Rabu (04/03/2026) bertempat di Hotel Mexolie Kebumen dilaksanakan kegiatan Sosialisasi Banjamsos KaJeN Tahun 2026. Acara ini diikuti TKSK/Kasi Kesos/Staf Kesos dari 26 Kecamatan yang ada di Kabupaten Kebumen, termasuk perwakilan dari Kecamatan Buluspesantren yang diwakili Mohamad Miftakhul Busro selaku TKSK Kecamatan Buluspesantren. Agenda ini dibuka oleh Kabid Linjamsos Dinas Sosial P3A Kabupaten Kebumen, dan sebagai Narasumbernya Tolanda Prayogo dari Dinas Sosial Provinsi Jawa Tengah.
Berdasarkan penyampaian materi yang disampaikan, dapat disimpulkan bahwa penyebab realisasi penyaluran Banjamsos KaJeN 2025 di Kabupaten Kebumen hanya 59,06 %, dikarenakan pada akhir tahun 2025 ada BLTS Kesra.
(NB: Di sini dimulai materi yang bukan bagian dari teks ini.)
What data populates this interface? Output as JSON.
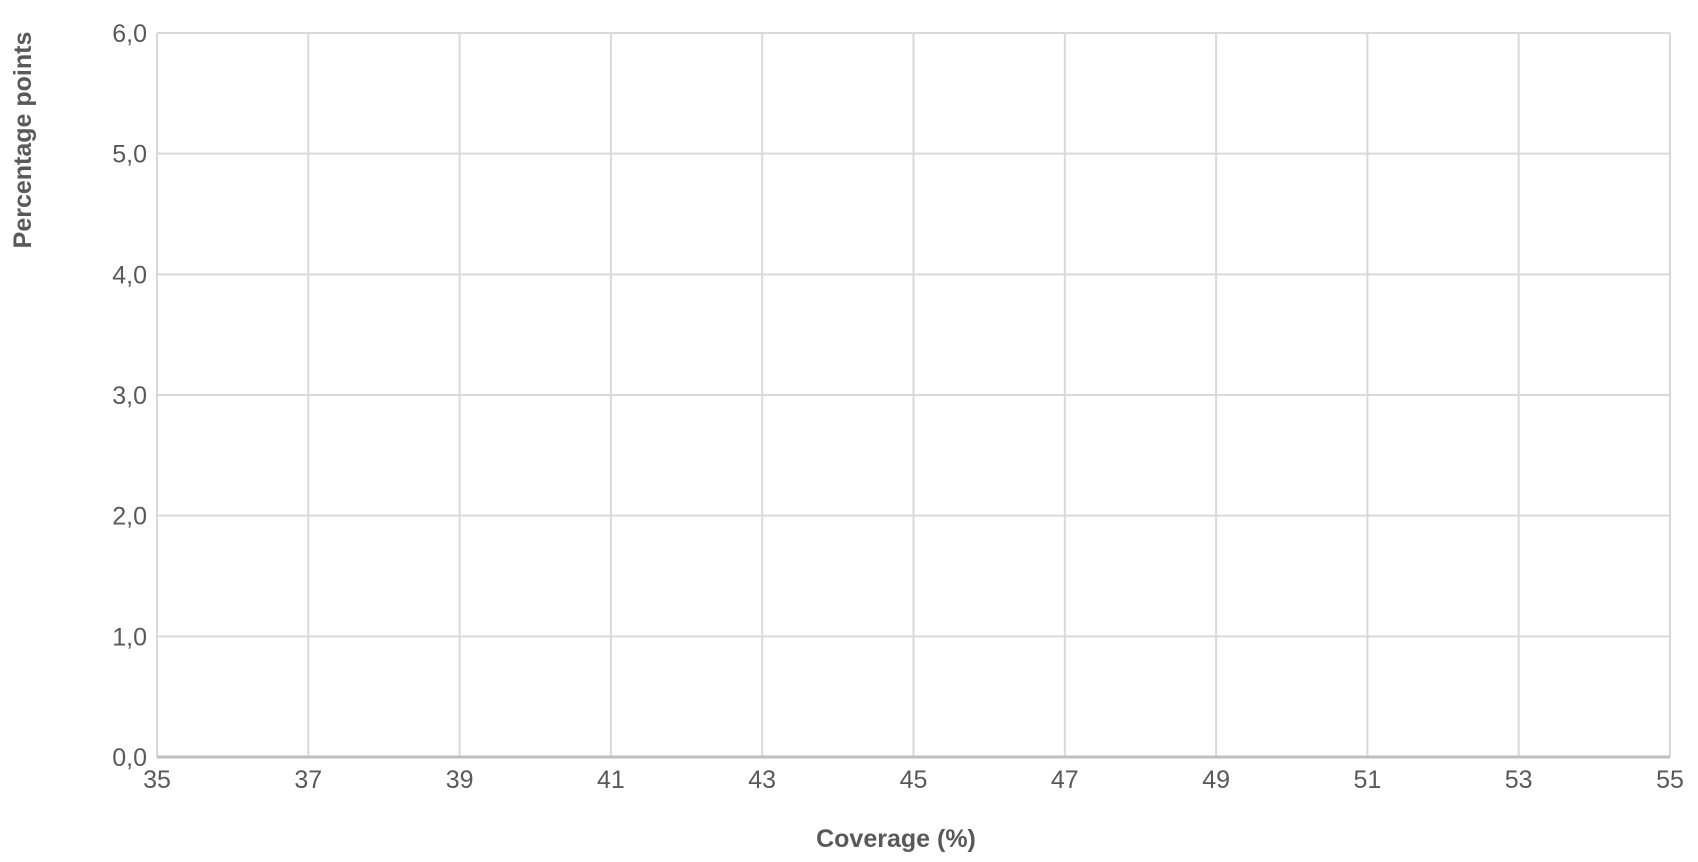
{
  "chart_data": {
    "type": "line",
    "title": "",
    "xlabel": "Coverage (%)",
    "ylabel": "Percentage points",
    "xlim": [
      35,
      55
    ],
    "ylim": [
      0,
      6
    ],
    "x_ticks": [
      "35",
      "37",
      "39",
      "41",
      "43",
      "45",
      "47",
      "49",
      "51",
      "53",
      "55"
    ],
    "y_ticks": [
      "0,0",
      "1,0",
      "2,0",
      "3,0",
      "4,0",
      "5,0",
      "6,0"
    ],
    "grid": true,
    "series": [],
    "colors": {
      "grid": "#d9d9d9",
      "axis": "#bfbfbf",
      "text": "#595959"
    }
  }
}
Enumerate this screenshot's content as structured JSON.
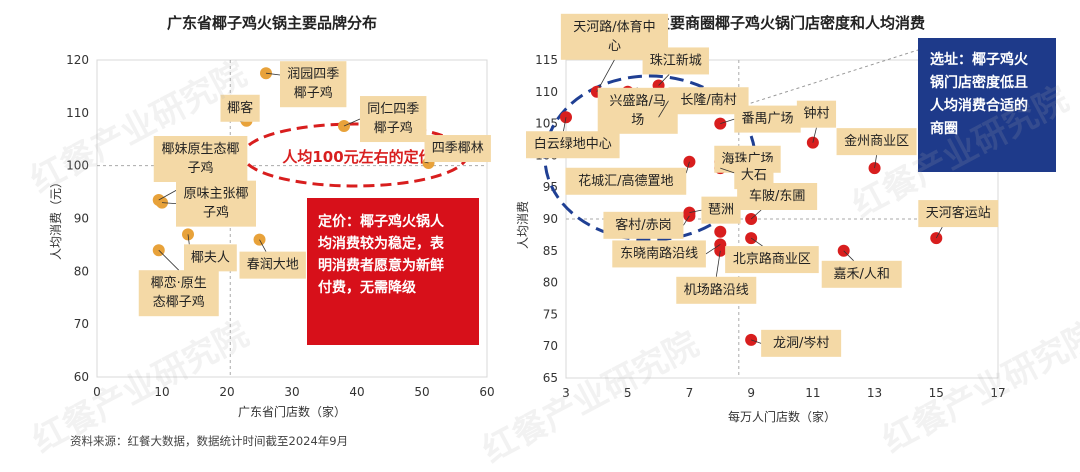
{
  "source_note": "资料来源：红餐大数据，数据统计时间截至2024年9月",
  "watermark": "红餐产业研究院",
  "colors": {
    "left_dot": "#E8A23A",
    "right_dot": "#D81E1E",
    "label_bg": "#F4D9A6",
    "red_box": "#D7101A",
    "navy_box": "#1E3A8A",
    "ellipse_red": "#D81E1E",
    "ellipse_blue": "#1F3F93"
  },
  "chart_data": [
    {
      "type": "scatter",
      "title": "广东省椰子鸡火锅主要品牌分布",
      "xlabel": "广东省门店数（家）",
      "ylabel": "人均消费（元）",
      "xlim": [
        0,
        60
      ],
      "ylim": [
        60,
        120
      ],
      "xticks": [
        0,
        10,
        20,
        30,
        40,
        50,
        60
      ],
      "yticks": [
        60,
        70,
        80,
        90,
        100,
        110,
        120
      ],
      "grid": false,
      "ref_lines": {
        "x": 20.5,
        "y": 100
      },
      "points": [
        {
          "label": "润园四季椰子鸡",
          "x": 26,
          "y": 117.5
        },
        {
          "label": "椰客",
          "x": 23,
          "y": 108.5
        },
        {
          "label": "同仁四季椰子鸡",
          "x": 38,
          "y": 107.5
        },
        {
          "label": "四季椰林",
          "x": 51,
          "y": 100.5
        },
        {
          "label": "椰妹原生态椰子鸡",
          "x": 9.5,
          "y": 93.5
        },
        {
          "label": "原味主张椰子鸡",
          "x": 10,
          "y": 93
        },
        {
          "label": "椰夫人",
          "x": 14,
          "y": 87
        },
        {
          "label": "春润大地",
          "x": 25,
          "y": 86
        },
        {
          "label": "椰恋·原生态椰子鸡",
          "x": 9.5,
          "y": 84
        }
      ],
      "annotations": [
        {
          "text": "人均100元左右的定价"
        },
        {
          "text": "定价：椰子鸡火锅人均消费较为稳定，表明消费者愿意为新鲜付费，无需降级"
        }
      ]
    },
    {
      "type": "scatter",
      "title": "主要商圈椰子鸡火锅门店密度和人均消费",
      "xlabel": "每万人门店数（家）",
      "ylabel": "人均消费",
      "xlim": [
        3,
        17
      ],
      "ylim": [
        65,
        115
      ],
      "xticks": [
        3,
        5,
        7,
        9,
        11,
        13,
        15,
        17
      ],
      "yticks": [
        65,
        70,
        75,
        80,
        85,
        90,
        95,
        100,
        105,
        110,
        115
      ],
      "grid": false,
      "ref_lines": {
        "x": 8.6,
        "y": 90
      },
      "points": [
        {
          "label": "天河路/体育中心",
          "x": 4,
          "y": 110
        },
        {
          "label": "珠江新城",
          "x": 6,
          "y": 111
        },
        {
          "label": "白云绿地中心",
          "x": 3,
          "y": 106
        },
        {
          "label": "兴盛路/马场",
          "x": 5,
          "y": 110
        },
        {
          "label": "长隆/南村",
          "x": 6,
          "y": 106
        },
        {
          "label": "番禺广场",
          "x": 8,
          "y": 105
        },
        {
          "label": "钟村",
          "x": 11,
          "y": 102
        },
        {
          "label": "金州商业区",
          "x": 13,
          "y": 98
        },
        {
          "label": "海珠广场",
          "x": 8,
          "y": 99
        },
        {
          "label": "花城汇/高德置地",
          "x": 7,
          "y": 99
        },
        {
          "label": "大石",
          "x": 8,
          "y": 98
        },
        {
          "label": "琶洲",
          "x": 7,
          "y": 91
        },
        {
          "label": "客村/赤岗",
          "x": 7,
          "y": 90.5
        },
        {
          "label": "车陂/东圃",
          "x": 9,
          "y": 90
        },
        {
          "label": "天河客运站",
          "x": 15,
          "y": 87
        },
        {
          "label": "东晓南路沿线",
          "x": 8,
          "y": 86
        },
        {
          "label": "北京路商业区",
          "x": 9,
          "y": 87
        },
        {
          "label": "嘉禾/人和",
          "x": 12,
          "y": 85
        },
        {
          "label": "机场路沿线",
          "x": 8,
          "y": 85
        },
        {
          "label": "龙洞/岑村",
          "x": 9,
          "y": 71
        },
        {
          "label": "",
          "x": 8,
          "y": 88
        }
      ],
      "annotations": [
        {
          "text": "选址：椰子鸡火锅门店密度低且人均消费合适的商圈"
        }
      ]
    }
  ]
}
Terkait dengan petunjuk teknis penyaluran Tahun 2026, sampai dengan hari ini masih dalam tahap perumusan Peraturan Gubernur tentang Juknis KaJeN. Adapun penyalurannya dilakukan dalam 4 tahap (setiap triwulan), khusus triwulan 1 kemungkinan disalurkan ditriwulan 2, dan 3 triwulan berikutnya sesuai triwulan masing-masing.
"Bantuan KaJeN ini diharapkan dapat mengurangi beban ekonomi dan memenuhi kebutuhan sehari-hari bagi masyarakat kurang mampu yang tidak produktif.. Penyaluran triwulan pertama terlambat, tidak sesuai dengan periodenya. Pendamping untuk melakukan verifikasi dan validasi penerima tahun 2025 untuk menjadi calon penerima tahun 2026, “ ungkap Tolanda.